Friday, August 14, 2009

Spicy fried beans


We may be approaching a glut. Quite an achievement I think given our garden is about 10 feet square. But the lovely purple beans we planted onto an 8 foot wigwam in the spring is simply laden and the more we pick the more we get. Magic.

Last week I dry fried beans with pickled turnips, a little beef mince and lots of chilli heat, the week before I stir fried beans to go with ma po tofu and the week before that sliced some raw into a green salad. Next week I will cook some to go with roast beef Sunday night and stew some with tomatoes as a side dish to pork chops.

Last night I consulted the trusty Charmaine Solomon and found a recipe for spicy bean curry that also used a ripe tomato from the garden. There is a really unattractive photo of the finished dish - the book was first published about 30 years ago and the photos are from the original. It shows a bowl of beans floating in a muddy brown liquid and otherwise unadorned. Makes you realise just how far the art of food porn has progressed! For some reason though the image has stuck with me and, upon the picking of the beans it was definitely what I wanted to be making with them.

Over rice it made for a really quick simple, well flavoured mid week supper. Good enough to buy beans for should you not have your own wigwam.

Spicy Fried Beans

Use any kind of bean - broad beans, skinny beans, french beans, snake beans - they all go well with this kind of spicing

500g tender beans
1 tbspn ghee or oil
1 medium onion, finely chopped
1 tbspn grated ginger
1 tspn ground turmeric
1 tspn garam masala
1/2 tspn chilli powder
1 tspn salt
2 ripe tomatoes, chopped or 1/4 cup hot water
squeeze of lemon juice

Top and tail beans, remove strings if necessary and cut them into bite size pieces. Heat the ghee ina saucepan and fry the onions and ginger over a medium low heat until the onions is golden - about 15 minutes.

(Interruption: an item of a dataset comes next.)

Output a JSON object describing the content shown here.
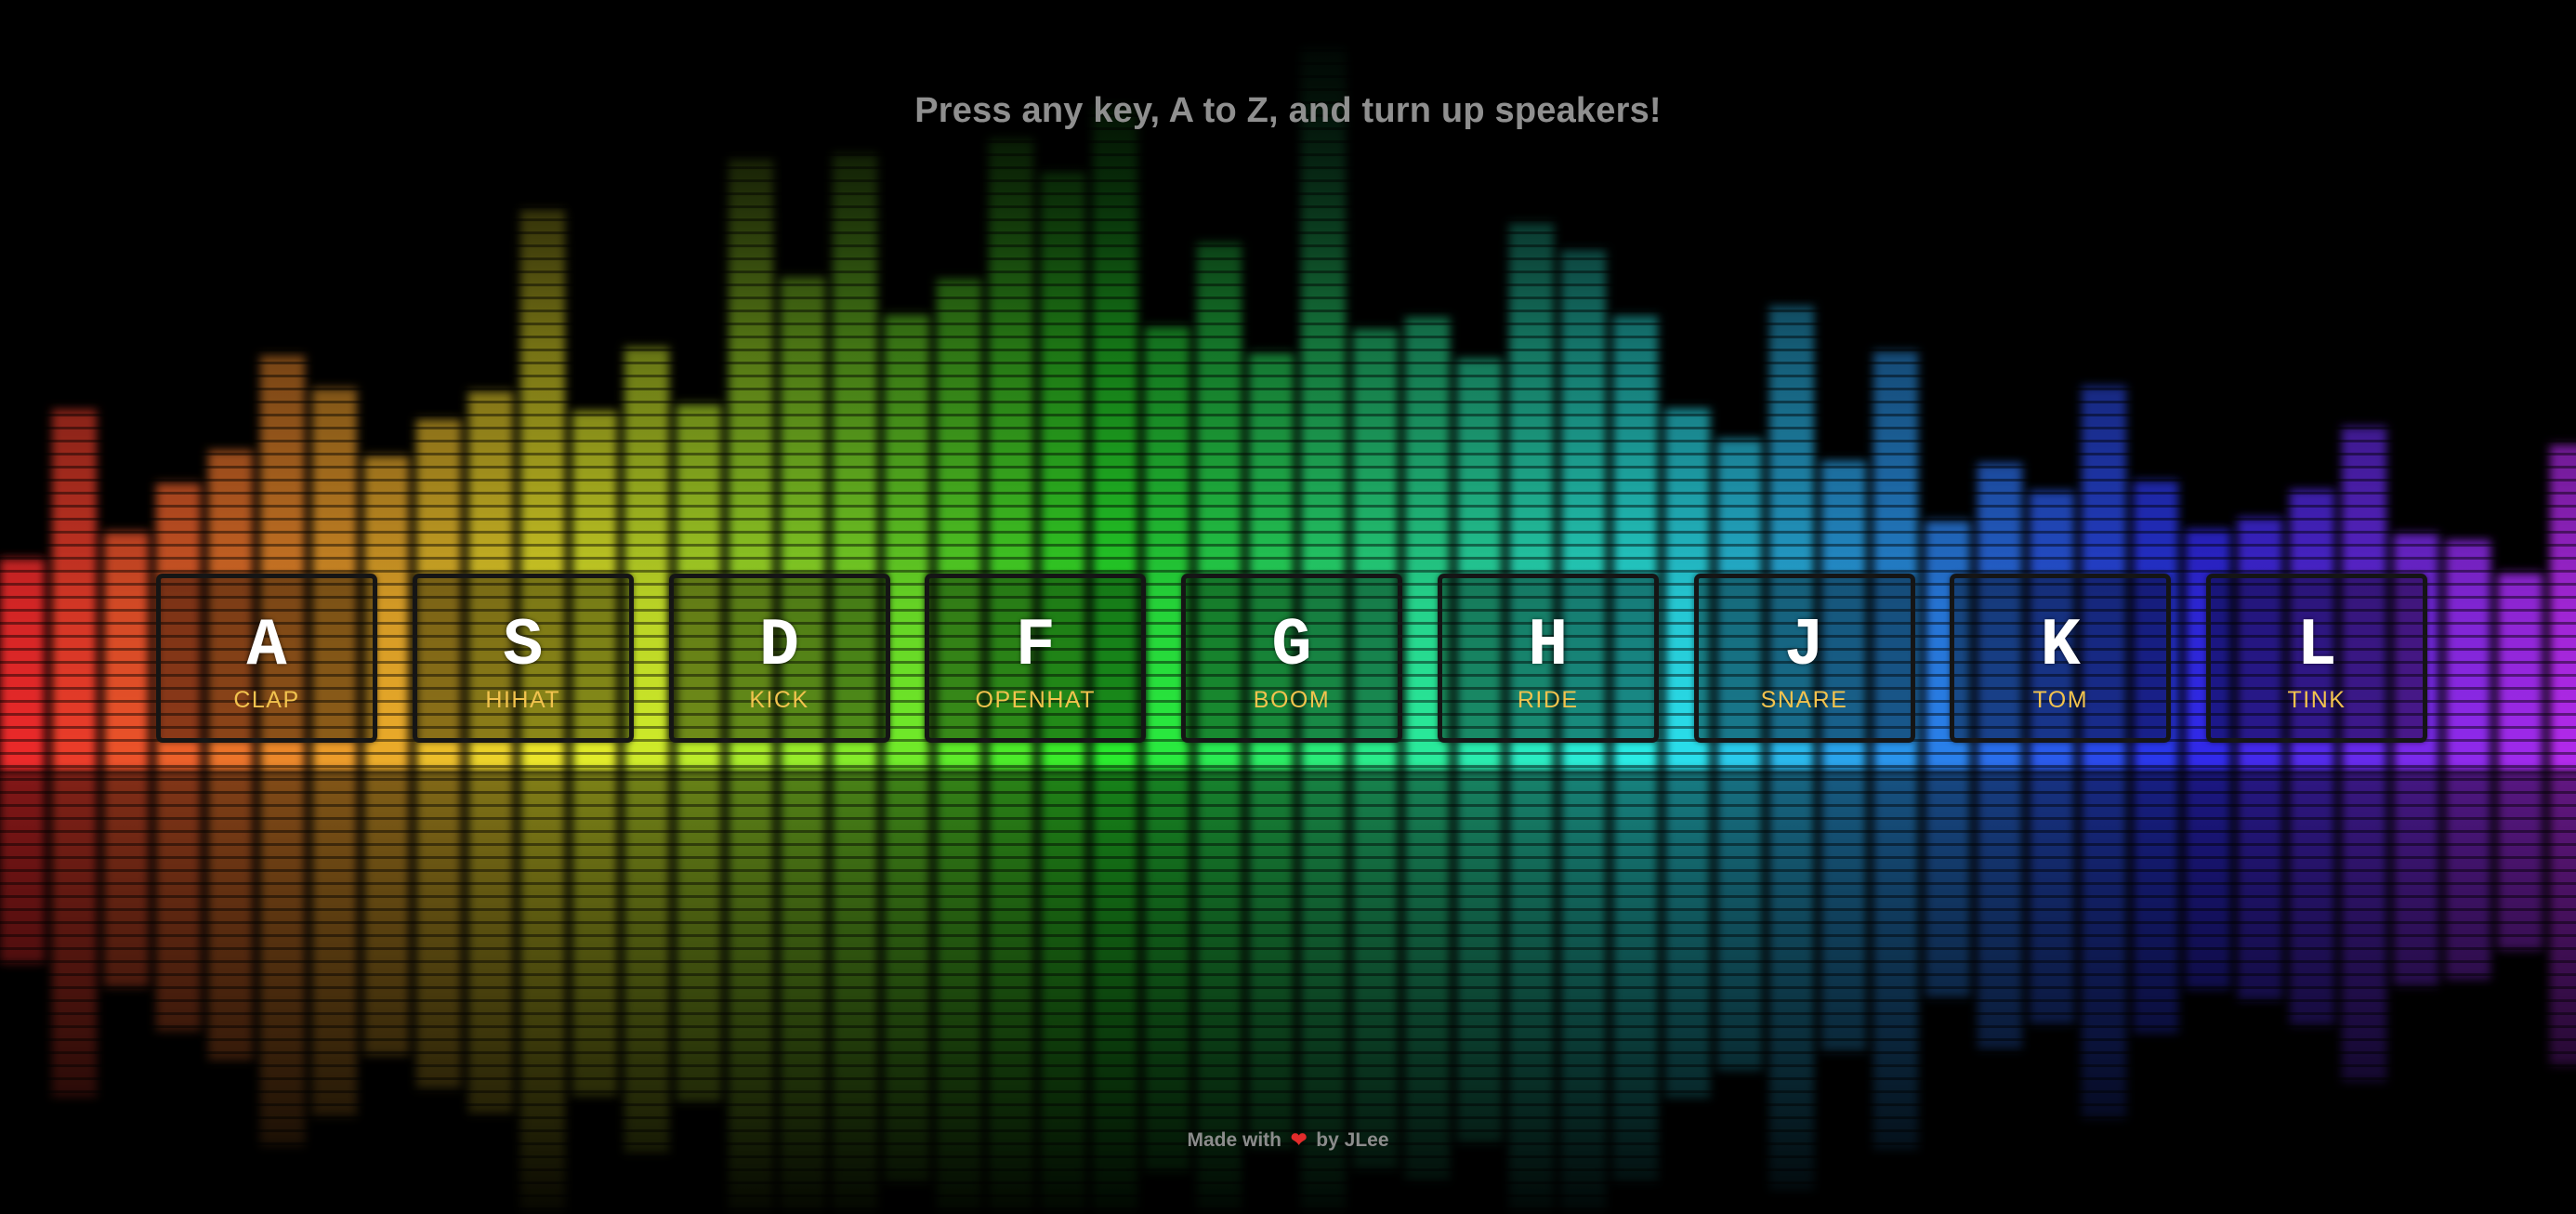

Add the turmeric, garam masala, chilli powder and salt and fry for 2 minutes.

Add tomatoes or water and cook, stirring, until the tomatoes are cooked to a pulp and most of the liquid evaporates.

Add beans and stir well. Partially cover the pan with a lid and cook until the beans are just tender - about 5 minutes. Do not overcook.

Stir in lemon juice to taste and serve with plain boiled rice or as one of a number of dishes.
Perfect seasonal treat.

2 comments:

Angie said...

There's nothing like a nice glut is there? Our garden is a bit bigger than yours but monsewer got fed up with digging when he had his little veg patch so now we too have veg in all sorts of resceptacles. There was a wigwam of beans but it died. What lived is a kind of TV mast affair which sprang up in the bucket where he planted the 4th plant. We've been eating off that for weeks. The beetroots are almost ready from behind the dustbins. Apparently you can cook the and eat the leafy part too. I didn't know that. My German friend throws up her hands in horror when we cook the greens from cauliflowers (when you can get them) so God knows what she'll think of beet tops!

bron said...

Beet tops shredded and steamed in a bit of butter would be a treat methinks! Do you cook cauli greens in with the curly tops or separate?

Your garden sounds very productive. I tried to grow beetroot last year but they didn't happen. Don't know why. This year I had a healthy looking marrow plant that something attacked one night and ate all the leaves so that was the end of that. Too sad.

Funny that monsewer got sick of the digging. The man doesn't mind doing that, is happy watering everything but will not for love or money weed. It is the moment it becomes my garden!